Inilah kenyataan pahit yang harus dirasakan karena hidup dalam kungkungan sistem rusak yang bernama kapitalisme. Dalam sistem ini penyediaan layanan kesehatan yang merupakan kebutuhan publik, diposisikan seperti bisnis untuk mengejar keuntungan bukan untuk melayani keselamatan pasien. Maka tidak heran jika pelayanan yang diberikan akan disesuaikan dengan kemampuan finansial, bukan berdasarkan kebutuhan medis pasien. Karena itulah masyarakat yang tidak mampu harus rela mendapatkan pelayanan seadanya, dan dipulangkan meski kondisi belum pulih.
Selama sistem kapitalisme masih diterapkan, dampak pelayanan kesehatan yang berjalan di atas motif bisnis ini akan senantiasa terjadi dan menyulitkan. Ketidakadilan akses layanan, kualitas layanan yang minim, biaya kesehatan yang mahal dan sebagainya adalah bukti nyata bahwa kapitalisme tak mewujudkan penjagaan jiwa manusia. Sebab, nurani dan rasa kemanusiaan kadang teralihkan oleh kebutuhan cuan dan kebijakan.
Berbeda halnya dengan negara yang menerapkan Islam secara kaffah. Peran penguasa dalam Islam adalah pengurus dan pelayan seluruh kepentingan umat. Sebagaimana sabda Rasulullah saw:
"Imam (pemimpin) adalah penggembala bagi rakyatnya, dan ia akan dimintai pertanggungjawaban atas gembalaannya." (HR. Bukhari dan Muslim)
Islam memandang pelayanan kesehatan merupakan kebutuhan asasi umat yang dijamin oleh negara. Pemerintah wajib menyediakan layanan ini merata di setiap daerah dengan kualitas dan kuantitas terbaik, sehingga masyarakat dapat mengaksesnya dengan mudah, murah bahkan gratis. Seluruh pembiayaan untuk menyediakan sarana dan prasarana pelayanan kesehatan ini diambil dari kas Baitul Mal, yang salah satu pos pendapatannya berasal dari hasil pengelolaan SDA oleh negara.
Jaminan tentang kesehatan ini telah dicontohkan oleh Rasulullah saw., ketika beliau dihadiahi seorang tabib (dokter) dari Mauqauqis Raja Mesir. Rasulullah saw. menjadikan tabib tersebut sebagai dokter umum bagi warga daulah baik yang muslim atau kafir, sehingga mereka semuanya mendapat pelayanan dengan adil.
Pelayanan kesehatan yang diberikan negara berlandaskan kewajiban menyelamatkan jiwa manusia, bukan untuk meraup keuntungan sebagaimana saat ini.

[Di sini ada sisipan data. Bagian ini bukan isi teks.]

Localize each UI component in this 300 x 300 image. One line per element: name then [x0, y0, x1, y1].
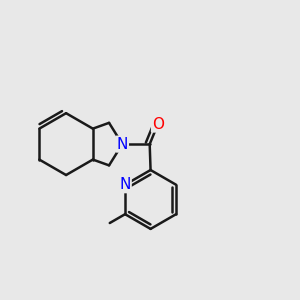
Text: N: N: [119, 177, 131, 192]
Text: O: O: [152, 117, 164, 132]
Text: N: N: [117, 136, 128, 152]
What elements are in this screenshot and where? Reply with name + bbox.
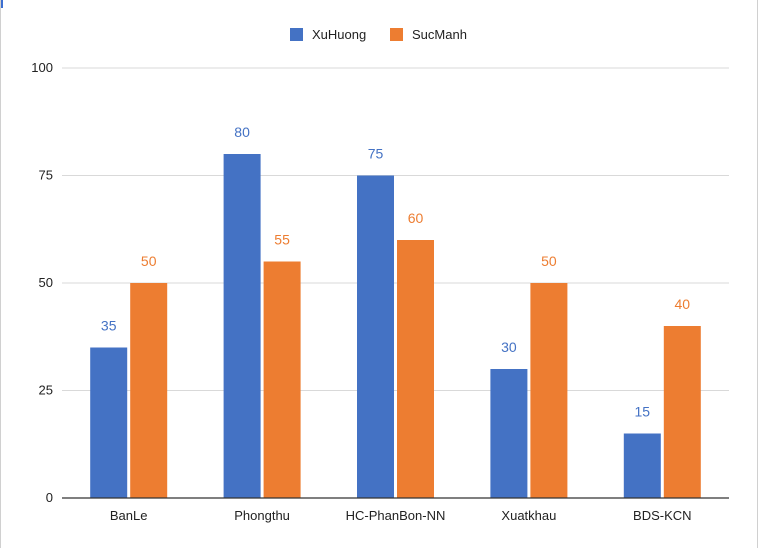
bar-SucManh-Xuatkhau	[530, 283, 568, 498]
legend-swatch-SucManh	[390, 28, 403, 41]
bar-XuHuong-BDS-KCN	[623, 433, 661, 498]
data-label: 80	[234, 124, 250, 140]
data-label: 50	[141, 253, 157, 269]
data-label: 60	[408, 210, 424, 226]
legend-swatch-XuHuong	[290, 28, 303, 41]
x-tick-label: Phongthu	[234, 508, 290, 523]
bars	[90, 154, 701, 498]
bar-SucManh-BanLe	[130, 283, 168, 498]
data-label: 40	[675, 296, 691, 312]
x-tick-label: Xuatkhau	[501, 508, 556, 523]
y-axis-ticks: 0 25 50 75 100	[31, 60, 53, 505]
y-tick-label: 75	[39, 168, 53, 183]
data-label: 35	[101, 318, 117, 334]
gridlines	[62, 67, 729, 391]
y-tick-label: 50	[39, 275, 53, 290]
bar-XuHuong-BanLe	[90, 347, 128, 498]
data-label: 30	[501, 339, 517, 355]
data-label: 50	[541, 253, 557, 269]
data-label: 15	[635, 404, 651, 420]
data-labels: 35 50 80 55 75 60 30 50 15 40	[101, 124, 690, 420]
legend-label: SucManh	[412, 27, 467, 42]
bar-XuHuong-HC-PhanBon-NN	[357, 175, 394, 498]
data-label: 55	[274, 232, 290, 248]
bar-SucManh-BDS-KCN	[663, 326, 701, 498]
bar-XuHuong-Xuatkhau	[490, 369, 528, 498]
x-axis-ticks: BanLe Phongthu HC-PhanBon-NN Xuatkhau BDS-KC…	[110, 508, 692, 523]
y-tick-label: 25	[39, 383, 53, 398]
bar-SucManh-Phongthu	[263, 261, 301, 498]
legend: XuHuong SucManh	[290, 27, 467, 42]
y-tick-label: 100	[31, 60, 53, 75]
bar-SucManh-HC-PhanBon-NN	[397, 240, 434, 498]
legend-label: XuHuong	[312, 27, 366, 42]
x-tick-label: HC-PhanBon-NN	[346, 508, 446, 523]
x-tick-label: BDS-KCN	[633, 508, 692, 523]
y-tick-label: 0	[46, 490, 53, 505]
x-tick-label: BanLe	[110, 508, 148, 523]
bar-XuHuong-Phongthu	[223, 154, 261, 498]
data-label: 75	[368, 146, 384, 162]
corner-mark	[1, 0, 3, 8]
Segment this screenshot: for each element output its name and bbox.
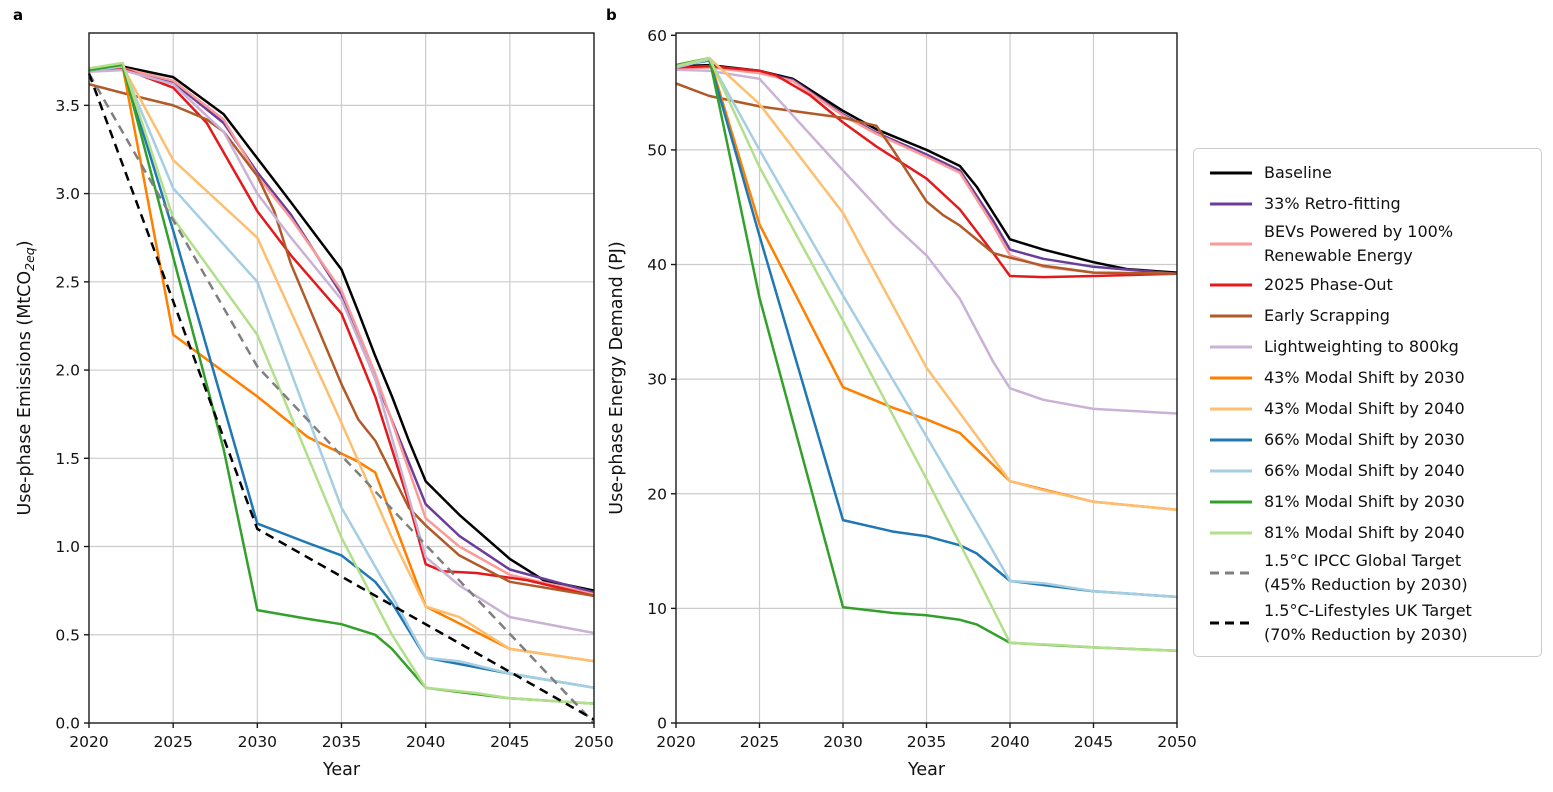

Sejarah mencatat saat peradaban Islam tegak layanan sistem kesehatan seperti rumah sakit berkembang pesat, para ilmuwan di bidang kesehatan pun bermunculan seperti Ar-Razi, Ibnu Sina, Al-Jazari dan yang lainnya. Rumah sakit bukan hanya menjadi tempat pengobatan, tetapi juga sebagai pusat pendidikan bagi para calon dokter. Para dokter di masa itu pun dikenal penuh kelembutan dalam melayani dan memperlakukan pasien.
Itulah sedikit gambaran tentang bagaimana negara yang menerapkan Islam, dalam memberikan jaminan kesehatan terbaik pada masyarakat. Oleh karena itu, hanya Islam satu-satunya solusi agar masyarakat mendapatkan jaminan kesehatan yang adil, mudah dan murah, sehingga keselamatan jiwa manusia terjaga.